Rekan penulis studi, Profesor Emeritus Daphne Lee, dari Departemen Geologi Otago, mengatakan bahwa temuan ini menambah jumlah fauna serangga yang terungkap di maar.

Wawasan tentang Catatan Fosil Selandia Baru

“Sulit untuk melihat banyak hal dengan mata telanjang, tetapi begitu fosil-fosil tersebut berada di bawah mikroskop, kami dapat melihat detail yang menakjubkan,” katanya.

“Fakta bahwa mereka masih dalam posisi hidup di atas daun sungguh luar biasa dan sangat langka. Fosil-fosil kecil ini adalah yang pertama ditemukan di Selandia Baru dan merupakan contoh ketiga dari fosil puparia yang diketahui secara global.

“Hingga sekitar 20 tahun yang lalu, jumlah total serangga di negara yang lebih tua dari Zaman Es adalah tujuh, dan sekarang kita memiliki 750 serangga. Hampir semuanya disimpan di koleksi Departemen Geologi Otago.

“Penemuan-penemuan baru seperti ini dari situs-situs fosil di Otago berarti bahwa kita telah beralih dari hampir tidak mengetahui apa-apa tentang peran yang dimainkan oleh serangga, menjadi apresiasi baru akan pentingnya serangga dalam memahami keanekaragaman hayati Selandia Baru di masa lalu dan sejarah ekosistem hutan kita.”

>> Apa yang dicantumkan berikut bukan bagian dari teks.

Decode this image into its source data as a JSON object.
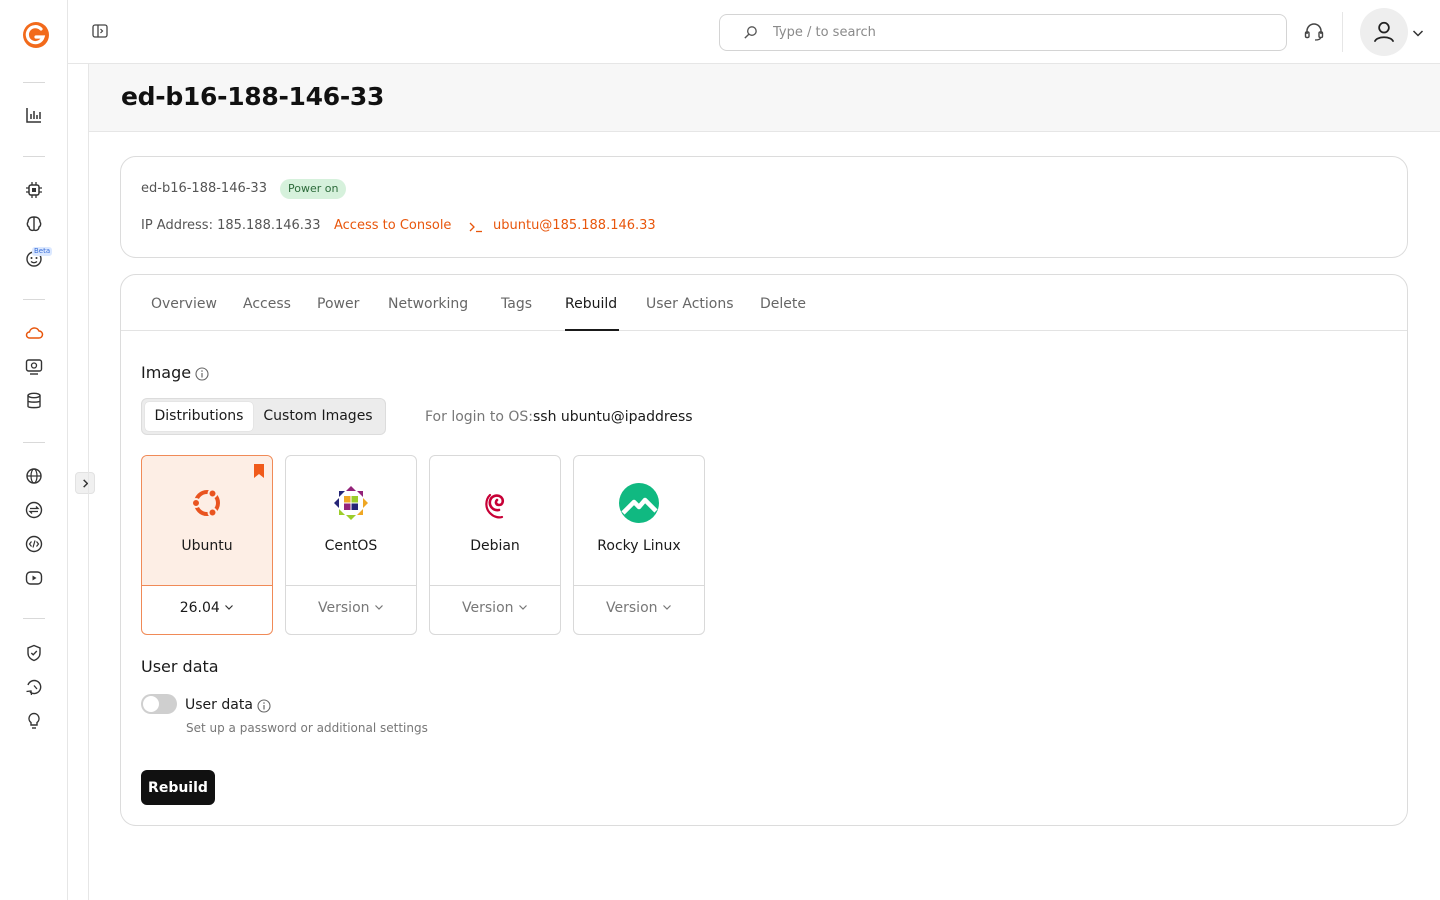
{
  "header": {
    "search_placeholder": "Type / to search"
  },
  "page": {
    "title": "ed-b16-188-146-33"
  },
  "server": {
    "hostname": "ed-b16-188-146-33",
    "status": "Power on",
    "ip_label": "IP Address: 185.188.146.33",
    "console_link": "Access to Console",
    "ssh_link": "ubuntu@185.188.146.33"
  },
  "sidebar": {
    "beta_badge": "Beta",
    "icons": [
      "logo-icon",
      "analytics-icon",
      "chip-icon",
      "brain-icon",
      "bot-icon",
      "cloud-icon",
      "monitor-icon",
      "database-icon",
      "globe-icon",
      "transfer-icon",
      "code-icon",
      "media-icon",
      "shield-icon",
      "recovery-icon",
      "bulb-icon"
    ]
  },
  "tabs": [
    {
      "label": "Overview"
    },
    {
      "label": "Access"
    },
    {
      "label": "Power"
    },
    {
      "label": "Networking"
    },
    {
      "label": "Tags"
    },
    {
      "label": "Rebuild"
    },
    {
      "label": "User Actions"
    },
    {
      "label": "Delete"
    }
  ],
  "active_tab": "Rebuild",
  "image_section": {
    "title": "Image",
    "segments": [
      "Distributions",
      "Custom Images"
    ],
    "active_segment": "Distributions",
    "login_label": "For login to OS:",
    "login_command": "ssh ubuntu@ipaddress",
    "os_options": [
      {
        "name": "Ubuntu",
        "version": "26.04",
        "selected": true
      },
      {
        "name": "CentOS",
        "version": "Version",
        "selected": false
      },
      {
        "name": "Debian",
        "version": "Version",
        "selected": false
      },
      {
        "name": "Rocky Linux",
        "version": "Version",
        "selected": false
      }
    ]
  },
  "user_data": {
    "title": "User data",
    "toggle_label": "User data",
    "toggle_on": false,
    "hint": "Set up a password or additional settings"
  },
  "actions": {
    "rebuild_label": "Rebuild"
  },
  "colors": {
    "accent": "#e8560c",
    "status_bg": "#d6f1dc",
    "primary_button": "#111111",
    "selected_card_bg": "#fdeee5"
  }
}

Profesor Lee mengatakan meskipun kebanyakan orang tertarik pada fosil besar – fosil besar yang karismatik – sebagian besar hewan di hutan adalah serangga.

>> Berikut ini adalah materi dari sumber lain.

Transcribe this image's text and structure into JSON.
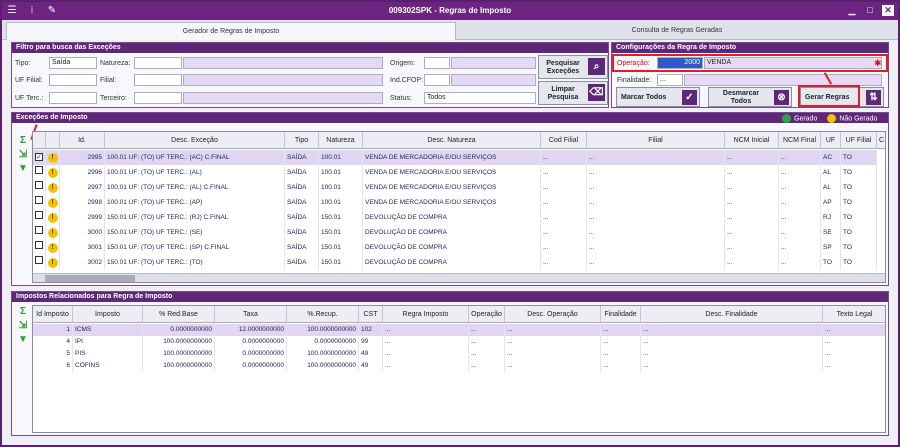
{
  "window": {
    "title": "009302SPK - Regras de Imposto"
  },
  "tabs": [
    {
      "label": "Gerador de Regras de Imposto"
    },
    {
      "label": "Consulta de Regras Geradas"
    }
  ],
  "filtro": {
    "title": "Filtro para busca das Exceções",
    "tipo_label": "Tipo:",
    "tipo_value": "Saída",
    "natureza_label": "Natureza:",
    "origem_label": "Origem:",
    "uf_filial_label": "UF Filial:",
    "filial_label": "Filial:",
    "indcfop_label": "Ind.CFOP:",
    "uf_terc_label": "UF Terc.:",
    "terceiro_label": "Terceiro:",
    "status_label": "Status:",
    "status_value": "Todos",
    "pesquisar_label": "Pesquisar Exceções",
    "limpar_label": "Limpar Pesquisa"
  },
  "config": {
    "title": "Configurações da Regra de Imposto",
    "operacao_label": "Operação:",
    "operacao_code": "2000",
    "operacao_desc": "VENDA",
    "finalidade_label": "Finalidade:",
    "finalidade_value": "...",
    "marcar_label": "Marcar Todos",
    "desmarcar_label": "Desmarcar Todos",
    "gerar_label": "Gerar Regras"
  },
  "excecoes": {
    "title": "Exceções de Imposto",
    "legend_gerado": "Gerado",
    "legend_nao_gerado": "Não Gerado",
    "columns": [
      "Id.",
      "Desc. Exceção",
      "Tipo",
      "Natureza",
      "Desc. Natureza",
      "Cod Filial",
      "Filial",
      "NCM Inicial",
      "NCM Final",
      "UF",
      "UF Filial",
      "C"
    ],
    "rows": [
      {
        "id": "2995",
        "desc": "100.01 UF: (TO) UF TERC.: (AC) C.FINAL",
        "tipo": "SAÍDA",
        "nat": "100.01",
        "descnat": "VENDA DE MERCADORIA E/OU SERVIÇOS",
        "codfilial": "...",
        "filial": "...",
        "ncmi": "...",
        "ncmf": "...",
        "uf": "AC",
        "uffilial": "TO",
        "checked": "✓"
      },
      {
        "id": "2996",
        "desc": "100.01 UF: (TO) UF TERC.: (AL)",
        "tipo": "SAÍDA",
        "nat": "100.01",
        "descnat": "VENDA DE MERCADORIA E/OU SERVIÇOS",
        "codfilial": "...",
        "filial": "...",
        "ncmi": "...",
        "ncmf": "...",
        "uf": "AL",
        "uffilial": "TO",
        "checked": ""
      },
      {
        "id": "2997",
        "desc": "100.01 UF: (TO) UF TERC.: (AL) C.FINAL",
        "tipo": "SAÍDA",
        "nat": "100.01",
        "descnat": "VENDA DE MERCADORIA E/OU SERVIÇOS",
        "codfilial": "...",
        "filial": "...",
        "ncmi": "...",
        "ncmf": "...",
        "uf": "AL",
        "uffilial": "TO",
        "checked": ""
      },
      {
        "id": "2998",
        "desc": "100.01 UF: (TO) UF TERC.: (AP)",
        "tipo": "SAÍDA",
        "nat": "100.01",
        "descnat": "VENDA DE MERCADORIA E/OU SERVIÇOS",
        "codfilial": "...",
        "filial": "...",
        "ncmi": "...",
        "ncmf": "...",
        "uf": "AP",
        "uffilial": "TO",
        "checked": ""
      },
      {
        "id": "2999",
        "desc": "150.01 UF: (TO) UF TERC.: (RJ) C.FINAL",
        "tipo": "SAÍDA",
        "nat": "150.01",
        "descnat": "DEVOLUÇÃO DE COMPRA",
        "codfilial": "...",
        "filial": "...",
        "ncmi": "...",
        "ncmf": "...",
        "uf": "RJ",
        "uffilial": "TO",
        "checked": ""
      },
      {
        "id": "3000",
        "desc": "150.01 UF: (TO) UF TERC.: (SE)",
        "tipo": "SAÍDA",
        "nat": "150.01",
        "descnat": "DEVOLUÇÃO DE COMPRA",
        "codfilial": "...",
        "filial": "...",
        "ncmi": "...",
        "ncmf": "...",
        "uf": "SE",
        "uffilial": "TO",
        "checked": ""
      },
      {
        "id": "3001",
        "desc": "150.01 UF: (TO) UF TERC.: (SP) C.FINAL",
        "tipo": "SAÍDA",
        "nat": "150.01",
        "descnat": "DEVOLUÇÃO DE COMPRA",
        "codfilial": "...",
        "filial": "...",
        "ncmi": "...",
        "ncmf": "...",
        "uf": "SP",
        "uffilial": "TO",
        "checked": ""
      },
      {
        "id": "3002",
        "desc": "150.01 UF: (TO) UF TERC.: (TO)",
        "tipo": "SAÍDA",
        "nat": "150.01",
        "descnat": "DEVOLUÇÃO DE COMPRA",
        "codfilial": "...",
        "filial": "...",
        "ncmi": "...",
        "ncmf": "...",
        "uf": "TO",
        "uffilial": "TO",
        "checked": ""
      }
    ]
  },
  "impostos": {
    "title": "Impostos Relacionados para Regra de Imposto",
    "columns": [
      "Id Imposto",
      "Imposto",
      "% Red.Base",
      "Taxa",
      "%.Recup.",
      "CST",
      "Regra Imposto",
      "Operação",
      "Desc. Operação",
      "Finalidade",
      "Desc. Finalidade",
      "Texto Legal"
    ],
    "rows": [
      {
        "id": "1",
        "imposto": "ICMS",
        "redbase": "0.0000000000",
        "taxa": "12.0000000000",
        "recup": "100.0000000000",
        "cst": "102",
        "regra": "...",
        "op": "...",
        "descop": "...",
        "fin": "...",
        "descfin": "...",
        "texto": "..."
      },
      {
        "id": "4",
        "imposto": "IPI",
        "redbase": "100.0000000000",
        "taxa": "0.0000000000",
        "recup": "0.0000000000",
        "cst": "99",
        "regra": "...",
        "op": "...",
        "descop": "...",
        "fin": "...",
        "descfin": "...",
        "texto": "..."
      },
      {
        "id": "5",
        "imposto": "PIS",
        "redbase": "100.0000000000",
        "taxa": "0.0000000000",
        "recup": "100.0000000000",
        "cst": "49",
        "regra": "...",
        "op": "...",
        "descop": "...",
        "fin": "...",
        "descfin": "...",
        "texto": "..."
      },
      {
        "id": "6",
        "imposto": "COFINS",
        "redbase": "100.0000000000",
        "taxa": "0.0000000000",
        "recup": "100.0000000000",
        "cst": "49",
        "regra": "...",
        "op": "...",
        "descop": "...",
        "fin": "...",
        "descfin": "...",
        "texto": "..."
      }
    ]
  },
  "colors": {
    "brand": "#6b2581",
    "selection": "#e0d6f2",
    "highlight": "#e02020"
  }
}
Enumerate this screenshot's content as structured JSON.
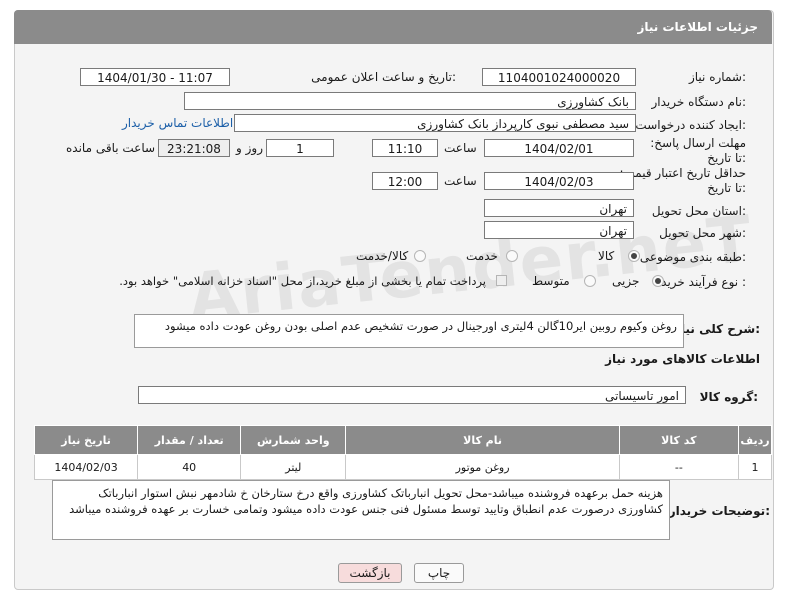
{
  "header": {
    "title": "جزئیات اطلاعات نیاز"
  },
  "fields": {
    "need_number_label": "شماره نیاز:",
    "need_number": "1104001024000020",
    "announce_label": "تاریخ و ساعت اعلان عمومی:",
    "announce_value": "1404/01/30 - 11:07",
    "buyer_org_label": "نام دستگاه خریدار:",
    "buyer_org": "بانک کشاورزی",
    "creator_label": "ایجاد کننده درخواست:",
    "creator": "سید مصطفی نبوی کارپرداز بانک کشاورزی",
    "contact_link": "اطلاعات تماس خریدار",
    "deadline_label": "مهلت ارسال پاسخ: تا تاریخ:",
    "deadline_date": "1404/02/01",
    "time_label": "ساعت",
    "deadline_time": "11:10",
    "days_value": "1",
    "days_label": "روز و",
    "remaining_value": "23:21:08",
    "remaining_label": "ساعت باقی مانده",
    "validity_label": "حداقل تاریخ اعتبار قیمت: تا تاریخ:",
    "validity_date": "1404/02/03",
    "validity_time": "12:00",
    "province_label": "استان محل تحویل:",
    "province": "تهران",
    "city_label": "شهر محل تحویل:",
    "city": "تهران",
    "category_label": "طبقه بندی موضوعی:",
    "category_options": [
      "کالا",
      "خدمت",
      "کالا/خدمت"
    ],
    "category_selected": "کالا",
    "process_label": "نوع فرآیند خرید :",
    "process_options": [
      "جزیی",
      "متوسط"
    ],
    "process_selected": "جزیی",
    "payment_note": "پرداخت تمام یا بخشی از مبلغ خرید،از محل \"اسناد خزانه اسلامی\" خواهد بود.",
    "description_label": "شرح کلی نیاز:",
    "description": "روغن وکیوم روبین ایر10گالن 4لیتری اورجینال در صورت تشخیص عدم اصلی بودن روغن عودت داده میشود"
  },
  "goods": {
    "section_title": "اطلاعات کالاهای مورد نیاز",
    "group_label": "گروه کالا:",
    "group_value": "امور تاسیساتی",
    "columns": [
      "ردیف",
      "کد کالا",
      "نام کالا",
      "واحد شمارش",
      "تعداد / مقدار",
      "تاریخ نیاز"
    ],
    "rows": [
      {
        "index": "1",
        "code": "--",
        "name": "روغن موتور",
        "unit": "لیتر",
        "qty": "40",
        "date": "1404/02/03"
      }
    ]
  },
  "buyer_notes": {
    "label": "توضیحات خریدار:",
    "text": "هزینه حمل برعهده فروشنده میباشد-محل تحویل انبارباتک کشاورزی واقع درخ ستارخان خ شادمهر نبش استوار انبارباتک کشاورزی درصورت عدم انطباق وتایید توسط مسئول فنی جنس عودت داده میشود وتمامی خسارت بر عهده فروشنده میباشد"
  },
  "buttons": {
    "print": "چاپ",
    "back": "بازگشت"
  },
  "watermark": "AriaTender.neT",
  "colors": {
    "header": "#8b8b8b",
    "link": "#1c5fa8",
    "back_button": "#f7dcdc"
  }
}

“Ada 14.000 serangga di Selandia Baru dan 90 persennya tidak ditemukan di tempat lain di dunia,” ujarnya.

“Penemuan fosil-fosil kecil ini memberi tahu kita bahwa kelompok serangga ini telah berada di Aotearoa Selandia Baru setidaknya selama 15 juta tahun. Ini memberikan titik kalibrasi yang tepat untuk studi filogenetik molekuler.”

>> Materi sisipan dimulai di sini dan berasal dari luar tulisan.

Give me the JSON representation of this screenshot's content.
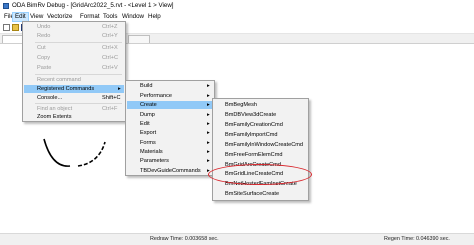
{
  "titlebar": {
    "title": "ODA BimRv Debug - [GridArc2022_5.rvt - <Level 1 > View]"
  },
  "menubar": {
    "items": [
      "File",
      "Edit",
      "View",
      "Vectorize",
      "Format",
      "Tools",
      "Window",
      "Help"
    ],
    "active": "Edit"
  },
  "edit_menu": {
    "items": [
      {
        "label": "Undo",
        "shortcut": "Ctrl+Z",
        "disabled": true
      },
      {
        "label": "Redo",
        "shortcut": "Ctrl+Y",
        "disabled": true
      },
      {
        "label": "Cut",
        "shortcut": "Ctrl+X",
        "disabled": true
      },
      {
        "label": "Copy",
        "shortcut": "Ctrl+C",
        "disabled": true
      },
      {
        "label": "Paste",
        "shortcut": "Ctrl+V",
        "disabled": true
      },
      {
        "label": "Recent command",
        "shortcut": "",
        "disabled": true
      },
      {
        "label": "Registered Commands",
        "shortcut": "",
        "disabled": false,
        "submenu": true,
        "highlighted": true
      },
      {
        "label": "Console...",
        "shortcut": "Shift+C",
        "disabled": false
      },
      {
        "label": "Find an object",
        "shortcut": "Ctrl+F",
        "disabled": true
      },
      {
        "label": "Zoom Extents",
        "shortcut": "",
        "disabled": false
      }
    ]
  },
  "registered_menu": {
    "items": [
      "Build",
      "Performance",
      "Create",
      "Dump",
      "Edit",
      "Export",
      "Forms",
      "Materials",
      "Parameters",
      "TBDevGuideCommands"
    ],
    "highlighted": "Create"
  },
  "create_menu": {
    "items": [
      "BmBegMesh",
      "BmDBView3dCreate",
      "BmFamilyCreationCmd",
      "BmFamilyImportCmd",
      "BmFamilyInWindowCreateCmd",
      "BmFreeFormElemCmd",
      "BmGridArcCreateCmd",
      "BmGridLineCreateCmd",
      "BmNotHostedFamInstCreate",
      "BmSiteSurfaceCreate"
    ],
    "circled": [
      "BmGridArcCreateCmd",
      "BmGridLineCreateCmd"
    ]
  },
  "statusbar": {
    "redraw": "Redraw Time: 0.003658 sec.",
    "regen": "Regen Time: 0.046390 sec."
  },
  "colors": {
    "highlight": "#91c9f7",
    "oval": "#d9252b",
    "menu_bg": "#f2f2f2"
  }
}
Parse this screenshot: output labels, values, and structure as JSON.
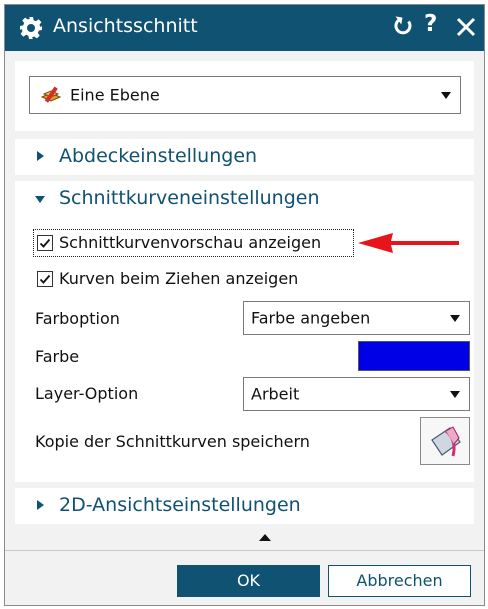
{
  "window": {
    "title": "Ansichtsschnitt",
    "icon": "gear-icon"
  },
  "titlebar_actions": {
    "reset_icon": "reset-icon",
    "help_label": "?",
    "close_icon": "close-icon"
  },
  "type_select": {
    "value": "Eine Ebene",
    "icon": "plane-icon"
  },
  "sections": {
    "cover": {
      "label": "Abdeckeinstellungen",
      "expanded": false
    },
    "section_curves": {
      "label": "Schnittkurveneinstellungen",
      "expanded": true
    },
    "view_2d": {
      "label": "2D-Ansichtseinstellungen",
      "expanded": false
    }
  },
  "section_curves": {
    "preview_checkbox": {
      "label": "Schnittkurvenvorschau anzeigen",
      "checked": true
    },
    "drag_checkbox": {
      "label": "Kurven beim Ziehen anzeigen",
      "checked": true
    },
    "color_option": {
      "label": "Farboption",
      "value": "Farbe angeben"
    },
    "color": {
      "label": "Farbe",
      "value": "#0000e6"
    },
    "layer_option": {
      "label": "Layer-Option",
      "value": "Arbeit"
    },
    "save_copy": {
      "label": "Kopie der Schnittkurven speichern",
      "icon": "save-curves-icon"
    }
  },
  "annotation": {
    "type": "arrow",
    "color": "#e8141b"
  },
  "buttons": {
    "ok": "OK",
    "cancel": "Abbrechen"
  },
  "colors": {
    "accent": "#0f5272",
    "background": "#f2f2f2"
  }
}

Fosil kecil lainnya yang baru bagi ilmu pengetahuan juga telah ditemukan di situs Otago tahun ini, termasuk fosil lalat penari pertama, lalat bangau, lalat hantu, dan kumbang rawa dari Selandia Baru. Studi-studi ini menunjukkan sejauh mana kolaborasi ilmiah Otago di seluruh dunia dengan rekan penulis makalah ini berasal dari Jerman, Perancis, Spanyol, Polandia, dan Amerika Serikat.

Referensi: “Lalat kebul dan psyllids Miosen pertama (Hemiptera: Sternorrhyncha: Aleyrodoidea dan Psylloidea) dari Aotearoa Selandia Baru” oleh Jowita Drohojowska, Gregory A. Evans, Uwe Kaulfuss, Daphne E. Lee dan Jacek Szwedo, 9 November 2024, Keanekaragaman Palaeobiodiversitas dan Lingkungan Paleo.
DOI: 10.1007/s12549-024-00628-z

Related Articles

Tinggalkan Balasan

Alamat email Anda tidak akan dipublikasikan. Ruas yang wajib ditandai *

Back to top button
This site is registered on wpml.org as a development site. Switch to a production site key to remove this banner.